Kaito nods, eyes narrowing. "Then it's not madness. It's conditioning."

He begins to suspect something darker than theatrical egoism—something clinical.

Donning the disguise of an eccentric street magician, Kaito gains entry into Shiro's estate during the man's annual "Birthday Carnival"—a grotesque parody of joy, complete with fire-breathers, Victorian jesters, and children paid to laugh on cue. Shiro, clad in a flamboyant taiko warrior outfit, welcomes Kaito as though expecting him.

"A stranger with secrets! Oh, how delightful! What trick will you show me—pull out my sins like a rabbit from a hat?"

Their private conversation takes place in a mirrored greenhouse lit by red lanterns. Shiro plucks petals from a black chrysanthemum as he speaks.

"I was just a boy when I found my first beast. I tried to love it, but the world laughed at me. So... I taught the laugh to bite."

Kaito's neuro-scanner, hidden in the pendant of his disguise, begins to spike—Shiro's brainwave patterns are erratic, inconsistent with typical psychopathy. There's fragmentation, hyper-activated limbic spikes during empathy-associated memories, as if certain emotions were inserted or forcibly overwritten.

Kaito knows this pattern.

He's seen it before—on Yuna's charts.

But before Kaito can slip away, his device emits a high-frequency chirp—enough to trigger the sensitive ears of Shiro's genetically modified hounds. The room explodes into chaos.

Kyohei, having circled the perimeter with a stolen dog whistle system, detonates resonance disruptors—spheres that emit conflicting command frequencies. The dogs snarl, confused, momentarily stalled.

Amid the mayhem, Kaito tosses decoy masks rigged with pulse emitters to throw off scent trails. Shiro, watching from the tower above, smiles down like a puppet master watching his strings tangle.

Kaito and Kyohei flee into the woods as the hounds give partial chase, snarling at every unnatural sound. Behind them, the Enma estate lights flicker like a theater mid-collapse.

Back at a safehouse hidden beneath an old radio station, Kaito assembles the fragments: Shiro's neural pattern, the footage, Yuna's immunity, and the archived trial data he salvaged from blacklisted servers years ago.

He cross-references a suppressed keyword from a corrupted Ministry server:

Project Kuroinu.

It clicks into place.

Shiro Enma: Subject Zero – early-stage testing of limbic re-mapping via induced trauma and neuroplastic rewiring. Emotional desensitization trials.

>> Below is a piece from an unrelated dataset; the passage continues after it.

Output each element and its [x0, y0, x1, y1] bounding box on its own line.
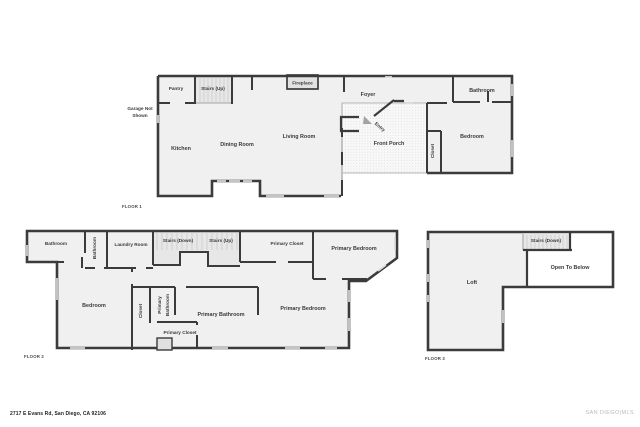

Yuna: Subject Two – secondary prototype for empathy nullification and mirror-neuron suppression. Failed trial. Escaped containment.

The project's full name reads like a punch to the soul:

KUROI NUKE (Black Dog) Initiative – a failed psychological weaponization program aimed at creating trauma-immune operatives who could manipulate or nullify the emotional landscape of others.

Shiro wasn't born a killer. He was manufactured. And Yuna? She was never supposed to survive.

Now Kaito sees the stakes not just in memory, but in inheritance—a legacy of sins coded into the minds of children shaped by science. He stares at Yuna's latest drawing: a magician, a detective, and a little girl standing at the edge of a forest, facing a laughing man in a crown of teeth.

"Project Kuroinu wasn't shut down," Kaito mutters. "It just put on a mask."